Press Release
August 16, 2006


Noting that our country is tagged as having one of the highest incidence of oil spills, Senator Edgardo J. Angara today called for protecting our territorial waters through a proposed bill that outlines the culpability of parties causing oil spills and provides sanctions for damages to the environment.

Millions of tons of oil quietly end up in our waters every year, a result of either accidental or occupational oil pollution. The immense growth in maritime transport of oil and the increasing amount of chemicals being carried in the sea definitely cause long-term harm to our waters and our marine ecosystem, Angara said.

Angara also said that there are two international conventions which provide the system of compensation for oil spills. These are the International Convention on Civil Liability for Oil Pollution Damage also known as the 1969 Liability Convention, and the International Convention for Oil Pollution Damage. However, he said, the country does not have its own enabling legislation to prevent or minimize such oil pollution damages.

Two international conventions on liability for oil pollution were ratified by the Senate as early as 1997. These international conventions merely provide a system of compensation for oil pollution damage and for the cost of recovery measures. But the Congress has yet to ratify its own implementing legislation in pursuance to these two conventions, Angara explained.

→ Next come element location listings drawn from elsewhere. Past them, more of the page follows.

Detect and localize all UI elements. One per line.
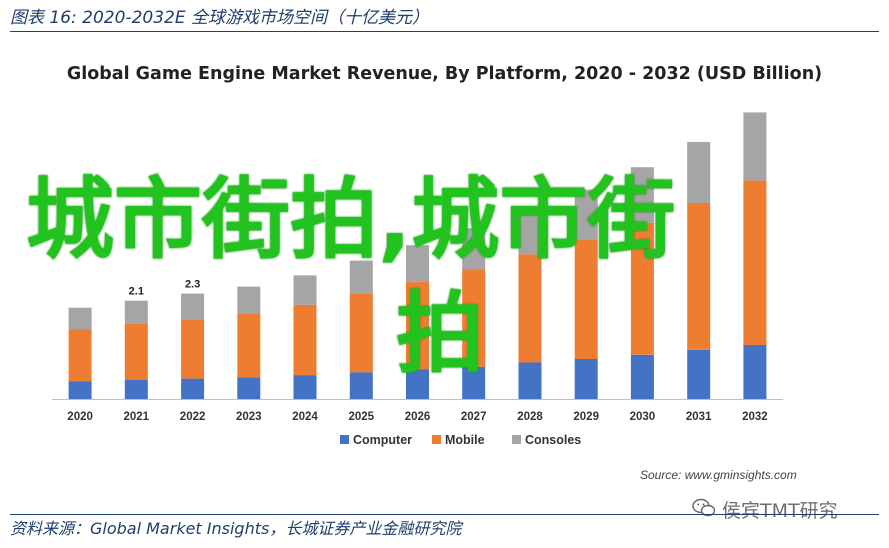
- bar-computer-2020: [68, 381, 92, 399]
- bar-mobile-2025: [349, 293, 373, 373]
- bar-computer-2021: [124, 380, 148, 399]
- bar-consoles-2025: [349, 260, 373, 294]
- x-tick-label-2028: 2028: [517, 411, 543, 423]
- x-tick-label-2024: 2024: [292, 411, 318, 423]
- x-tick-label-2026: 2026: [405, 411, 431, 423]
- bar-mobile-2031: [687, 203, 711, 350]
- watermark-text: 侯宾TMT研究: [722, 500, 838, 522]
- bar-computer-2030: [630, 354, 654, 400]
- bar-computer-2023: [237, 377, 261, 399]
- bar-consoles-2027: [462, 228, 486, 269]
- bar-consoles-2023: [237, 286, 261, 314]
- data-label-2022: 2.3: [185, 279, 200, 291]
- data-label-2021: 2.1: [129, 286, 144, 298]
- x-tick-label-2025: 2025: [349, 411, 375, 423]
- x-tick-label-2027: 2027: [461, 411, 487, 423]
- bar-consoles-2021: [124, 300, 148, 324]
- chart-title: Global Game Engine Market Revenue, By Pl…: [66, 64, 823, 84]
- wechat-icon: [692, 498, 716, 517]
- legend-label-consoles: Consoles: [525, 433, 581, 447]
- bar-mobile-2027: [462, 269, 486, 367]
- bar-consoles-2024: [293, 275, 317, 305]
- bar-mobile-2024: [293, 304, 317, 376]
- x-tick-label-2023: 2023: [236, 411, 262, 423]
- bar-computer-2028: [518, 362, 542, 399]
- legend-label-computer: Computer: [353, 433, 412, 447]
- legend-swatch-consoles: [512, 435, 521, 444]
- x-tick-label-2020: 2020: [67, 411, 93, 423]
- x-tick-label-2029: 2029: [573, 411, 599, 423]
- source-footnote: 资料来源：Global Market Insights，长城证券产业金融研究院: [10, 514, 879, 543]
- bar-consoles-2030: [630, 167, 654, 223]
- bar-computer-2027: [462, 366, 486, 399]
- bar-computer-2024: [293, 375, 317, 399]
- legend-label-mobile: Mobile: [445, 433, 485, 447]
- x-tick-label-2022: 2022: [180, 411, 206, 423]
- bar-computer-2032: [743, 344, 767, 399]
- bar-mobile-2032: [743, 180, 767, 345]
- bar-computer-2029: [574, 359, 598, 399]
- bar-consoles-2029: [574, 189, 598, 240]
- figure-caption: 图表 16: 2020-2032E 全球游戏市场空间（十亿美元）: [10, 5, 879, 32]
- bar-mobile-2030: [630, 222, 654, 355]
- bar-consoles-2032: [743, 112, 767, 181]
- x-tick-label-2032: 2032: [742, 411, 768, 423]
- bar-mobile-2020: [68, 329, 92, 382]
- x-tick-label-2021: 2021: [124, 411, 150, 423]
- bar-computer-2025: [349, 372, 373, 399]
- bar-computer-2026: [406, 369, 429, 399]
- bar-computer-2031: [687, 349, 711, 399]
- bar-consoles-2022: [181, 293, 205, 320]
- bar-consoles-2028: [518, 210, 542, 255]
- x-tick-label-2030: 2030: [630, 411, 656, 423]
- bar-mobile-2022: [181, 319, 205, 379]
- bar-consoles-2031: [687, 141, 711, 203]
- bar-mobile-2028: [518, 254, 542, 363]
- bar-computer-2022: [181, 378, 205, 399]
- bar-consoles-2026: [406, 245, 429, 282]
- legend-swatch-mobile: [432, 435, 441, 444]
- bar-consoles-2020: [68, 307, 92, 330]
- x-tick-label-2031: 2031: [686, 411, 712, 423]
- chart-source: Source: www.gminsights.com: [640, 468, 797, 482]
- bar-mobile-2026: [406, 281, 429, 370]
- bar-mobile-2021: [124, 323, 148, 380]
- bar-mobile-2029: [574, 239, 598, 359]
- bar-mobile-2023: [237, 314, 261, 378]
- legend-swatch-computer: [340, 435, 349, 444]
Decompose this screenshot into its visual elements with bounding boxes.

Angara also noted that awareness in protecting international and territorial waters should rightly be an increasing national concern because it is a matter of environmental utmost urgency.

The Oil Pollution Liability and Compensation Act (OPA) of 2005 provides strict liability for oil pollution damage and ensures prompt and adequate compensation for persons who suffer such damage

In January, Angara authored a senate resolution calling for the probe of the oil spill in Semirara Island, Antique which is dangerously close to tourist spot Boracay.